AI developers DataRobot and Palantir Technologies Inc have entered into a new partnership designed to create unique, agile and real-time solutions to help solve the most pressing demand forecasting problems.
Demand forecasting models are often outdated, rigid, and poorly equipped to deal with change. The speed in which supply chains, consumer demand, and shipping logistics have changed over the past year has forced organisations to rethink their approach when it comes to demand forecasting for the future. To support retailers in managing this challenge, DataRobot and Palantir have partnered to create a custom, newly developed framework that will empower companies to take on a more nimble strategy to demand forecasting, eliminating the time and resources spent on manual data cleansing and one-off manual modeling.

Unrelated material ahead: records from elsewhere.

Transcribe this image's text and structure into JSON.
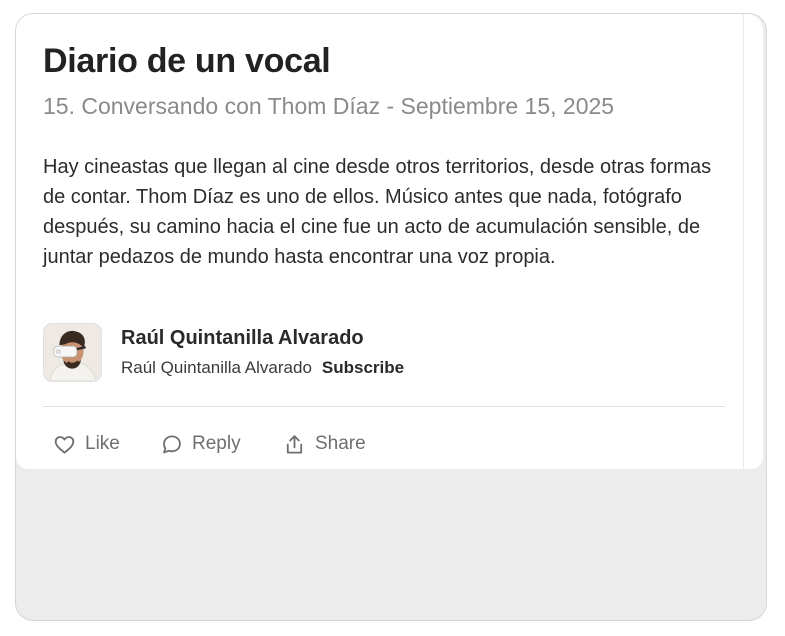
{
  "post": {
    "title": "Diario de un vocal",
    "subtitle": "15. Conversando con Thom Díaz - Septiembre 15, 2025",
    "excerpt": "Hay cineastas que llegan al cine desde otros territorios, desde otras formas de contar. Thom Díaz es uno de ellos. Músico antes que nada, fotógrafo después, su camino hacia el cine fue un acto de acumulación sensible, de juntar pedazos de mundo hasta encontrar una voz propia."
  },
  "author": {
    "name": "Raúl Quintanilla Alvarado",
    "publication": "Raúl Quintanilla Alvarado",
    "subscribe_label": "Subscribe",
    "avatar_icon": "person-vr-headset-avatar"
  },
  "actions": {
    "like_label": "Like",
    "like_icon": "heart-icon",
    "reply_label": "Reply",
    "reply_icon": "comment-bubble-icon",
    "share_label": "Share",
    "share_icon": "share-upload-icon"
  },
  "colors": {
    "title": "#222222",
    "subtitle": "#8a8a8a",
    "action_gray": "#6f6f6f",
    "frame_background": "#ececec"
  }
}
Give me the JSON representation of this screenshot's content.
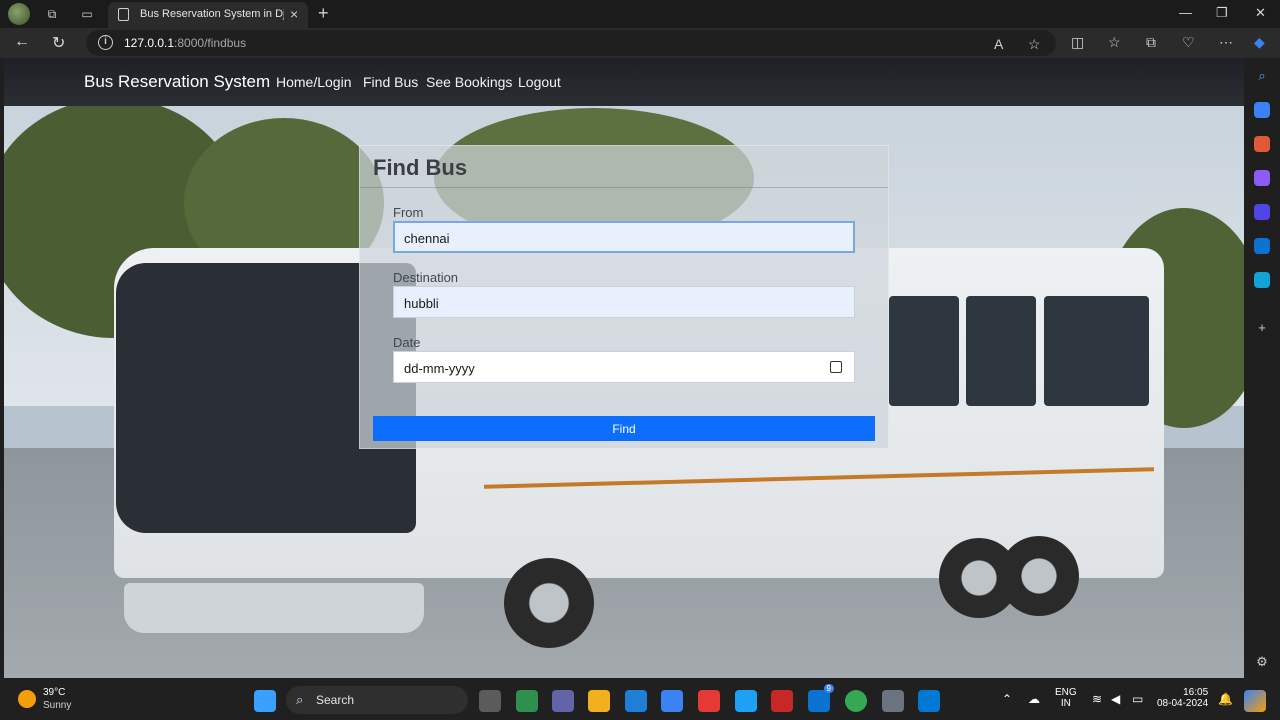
{
  "browser": {
    "tab_title": "Bus Reservation System in Django",
    "url_host": "127.0.0.1",
    "url_path": ":8000/findbus",
    "new_tab_symbol": "+",
    "close_symbol": "×"
  },
  "site": {
    "brand": "Bus Reservation System",
    "nav": [
      "Home/Login",
      "Find Bus",
      "See Bookings",
      "Logout"
    ]
  },
  "form": {
    "title": "Find Bus",
    "from_label": "From",
    "from_value": "chennai",
    "destination_label": "Destination",
    "destination_value": "hubbli",
    "date_label": "Date",
    "date_placeholder": "dd-mm-yyyy",
    "submit_label": "Find"
  },
  "taskbar": {
    "weather_temp": "39°C",
    "weather_desc": "Sunny",
    "search_label": "Search",
    "lang_1": "ENG",
    "lang_2": "IN",
    "time": "16:05",
    "date": "08-04-2024",
    "badge_count": "9"
  },
  "colors": {
    "primary_button": "#0d6efd",
    "navbar": "#22262b",
    "input_autofill": "#e8f0fe"
  }
}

The framework combines the best of Palantir Foundry and DataRobot model development capabilities to give customers the ability to create and test data-driven, easily updated forecasting models in minutes, not months, from a single platform. With a holistic view of the retail ecosystem, brands will be able to avoid previous blind spots, and make better and more impactful business decisions.
“As per our 2021 global BuyerView study, 35% of businesses cite limited AI expertise and 33% cite increasing data complexities and silos as barriers to successful AI adoption. Traditional demand forecasting models are getting outdated because of the increased amount of data generated from businesses and external sources,” said Ritu Jyoti, Program Vice President, WW AI and Automation Research Practice at IDC.

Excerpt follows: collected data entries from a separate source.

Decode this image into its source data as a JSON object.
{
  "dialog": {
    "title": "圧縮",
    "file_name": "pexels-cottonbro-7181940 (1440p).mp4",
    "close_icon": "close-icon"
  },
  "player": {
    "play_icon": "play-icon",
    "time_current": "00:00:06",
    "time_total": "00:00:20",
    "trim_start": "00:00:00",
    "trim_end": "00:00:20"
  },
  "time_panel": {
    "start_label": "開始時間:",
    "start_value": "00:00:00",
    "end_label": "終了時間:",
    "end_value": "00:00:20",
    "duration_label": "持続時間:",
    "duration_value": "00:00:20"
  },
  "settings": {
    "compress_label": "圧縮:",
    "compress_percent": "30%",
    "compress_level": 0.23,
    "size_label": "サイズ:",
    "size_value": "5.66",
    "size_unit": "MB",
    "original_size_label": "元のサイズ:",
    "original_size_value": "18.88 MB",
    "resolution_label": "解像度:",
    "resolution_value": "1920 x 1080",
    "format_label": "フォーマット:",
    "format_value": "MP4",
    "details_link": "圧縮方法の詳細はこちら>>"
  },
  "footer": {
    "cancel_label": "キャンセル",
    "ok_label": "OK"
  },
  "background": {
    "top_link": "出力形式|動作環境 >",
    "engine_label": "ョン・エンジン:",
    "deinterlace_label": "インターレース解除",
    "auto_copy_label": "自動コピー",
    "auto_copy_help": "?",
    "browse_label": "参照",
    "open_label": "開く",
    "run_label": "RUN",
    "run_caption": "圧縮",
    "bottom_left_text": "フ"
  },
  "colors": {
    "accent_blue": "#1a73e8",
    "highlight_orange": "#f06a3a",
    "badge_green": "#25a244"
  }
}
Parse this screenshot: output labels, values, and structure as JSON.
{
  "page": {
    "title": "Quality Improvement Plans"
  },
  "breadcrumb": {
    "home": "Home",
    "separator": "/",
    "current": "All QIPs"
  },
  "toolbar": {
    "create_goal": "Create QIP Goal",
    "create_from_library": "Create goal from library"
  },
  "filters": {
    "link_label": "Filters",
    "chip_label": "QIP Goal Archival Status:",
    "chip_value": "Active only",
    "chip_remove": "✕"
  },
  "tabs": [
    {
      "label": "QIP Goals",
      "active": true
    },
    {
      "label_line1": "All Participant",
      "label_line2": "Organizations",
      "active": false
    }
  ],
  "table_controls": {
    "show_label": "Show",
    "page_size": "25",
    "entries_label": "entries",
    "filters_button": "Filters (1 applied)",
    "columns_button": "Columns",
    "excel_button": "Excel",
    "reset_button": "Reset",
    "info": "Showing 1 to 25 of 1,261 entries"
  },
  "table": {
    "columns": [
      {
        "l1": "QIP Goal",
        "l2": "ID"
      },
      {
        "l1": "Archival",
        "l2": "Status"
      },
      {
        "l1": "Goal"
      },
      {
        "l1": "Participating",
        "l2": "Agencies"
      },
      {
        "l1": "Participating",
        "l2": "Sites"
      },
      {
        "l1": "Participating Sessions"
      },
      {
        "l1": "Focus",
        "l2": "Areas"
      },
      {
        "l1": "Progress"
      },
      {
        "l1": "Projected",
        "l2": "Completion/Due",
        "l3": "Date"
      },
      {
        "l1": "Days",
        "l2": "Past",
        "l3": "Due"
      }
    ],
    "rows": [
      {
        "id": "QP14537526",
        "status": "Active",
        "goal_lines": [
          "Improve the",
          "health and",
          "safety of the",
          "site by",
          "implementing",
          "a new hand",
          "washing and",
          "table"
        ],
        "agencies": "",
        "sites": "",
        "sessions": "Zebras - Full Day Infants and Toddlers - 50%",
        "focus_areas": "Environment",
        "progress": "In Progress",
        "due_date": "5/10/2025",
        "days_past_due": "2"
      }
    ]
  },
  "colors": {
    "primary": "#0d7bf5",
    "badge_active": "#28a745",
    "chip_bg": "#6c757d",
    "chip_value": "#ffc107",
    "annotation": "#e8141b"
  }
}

Jyoti continued: “With the help of rich datasets and implementation of modern machine learning algorithms into businesses’ supply chain management, companies can improve the accuracy of forecast results and optimise their replenishment plans. This new partnership brings together complementary solutions and will help retail customers unlock the transformative power of AI, for example improved forecast accuracy will lead to reduction in lost sales due to inventory out-of-stock situations and help warehousing costs decrease.”
To create and execute these models, the solution leverages Palantir Foundry’s Software Defined Data Integration to integrate multiple massive scale existing data sets, rapidly creating a high-quality data asset. This integrated data asset is then fed into DataRobot’s Augmented Intelligence technology, which trains and produces hundreds of forecasting models in the time it would take a data scientist to produce one. DataRobot’s unique ability to develop Time Series models and combine multiple data types into model development dramatically enhances the ability to forecast demand.

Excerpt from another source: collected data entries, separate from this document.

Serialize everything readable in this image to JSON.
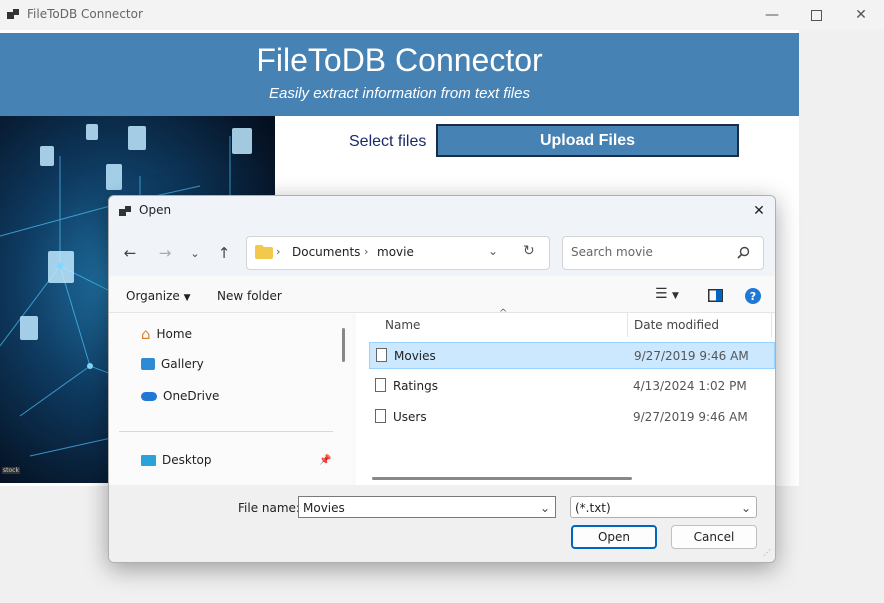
{
  "window": {
    "title": "FileToDB Connector"
  },
  "header": {
    "title": "FileToDB Connector",
    "subtitle": "Easily extract information from text files"
  },
  "hero": {
    "watermark": "stock"
  },
  "main": {
    "select_label": "Select files",
    "upload_label": "Upload Files"
  },
  "dialog": {
    "title": "Open",
    "breadcrumb": [
      "Documents",
      "movie"
    ],
    "search_placeholder": "Search movie",
    "toolbar": {
      "organize": "Organize",
      "new_folder": "New folder"
    },
    "nav": [
      {
        "label": "Home",
        "icon": "home-icon"
      },
      {
        "label": "Gallery",
        "icon": "gallery-icon"
      },
      {
        "label": "OneDrive",
        "icon": "cloud-icon"
      },
      {
        "label": "Desktop",
        "icon": "desktop-icon"
      }
    ],
    "columns": {
      "name": "Name",
      "date": "Date modified"
    },
    "files": [
      {
        "name": "Movies",
        "date": "9/27/2019 9:46 AM",
        "selected": true
      },
      {
        "name": "Ratings",
        "date": "4/13/2024 1:02 PM",
        "selected": false
      },
      {
        "name": "Users",
        "date": "9/27/2019 9:46 AM",
        "selected": false
      }
    ],
    "file_name_label": "File name:",
    "file_name_value": "Movies",
    "filter": "(*.txt)",
    "open_label": "Open",
    "cancel_label": "Cancel"
  },
  "colors": {
    "header_blue": "#4682b4",
    "selection": "#cce8ff",
    "accent": "#0067c0"
  }
}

The best models are then brought back into Foundry and infused into operational workflows, delivering massive scale data and AI to business users. The models are constantly updated and trained by DataRobot to keep them relevant and fed back into the organisation’s integrated data asset. Future modeling becomes even faster, allowing each subsequent project to take advantage of Foundry’s data asset and previous modeling outcomes.
“This partnership brings together the best of both companies' offerings, and we are excited to see what our customers are able to do with this new solution,” said Shyam Sankar, COO of Palantir Technologies. “At Palantir, we tell our customers when they upgrade their software, they upgrade their business and this partnership profoundly speaks to that reality: upgrading your demand forecast upgrades inventory planning, pricing and promotions, logistics, production, and so much more.”
“The pandemic completely upended the way our customers forecast demand, which is why we’ve partnered with Palantir to ensure they can create the most accurate, viable models moving forward,” said Dan Wright, CEO of DataRobot. “By combining the power of the DataRobot Augmented Intelligence platform with Palantir’s capabilities, we’re helping our joint customers create longer lasting, more flexible AI solutions that will generate tremendous business value.”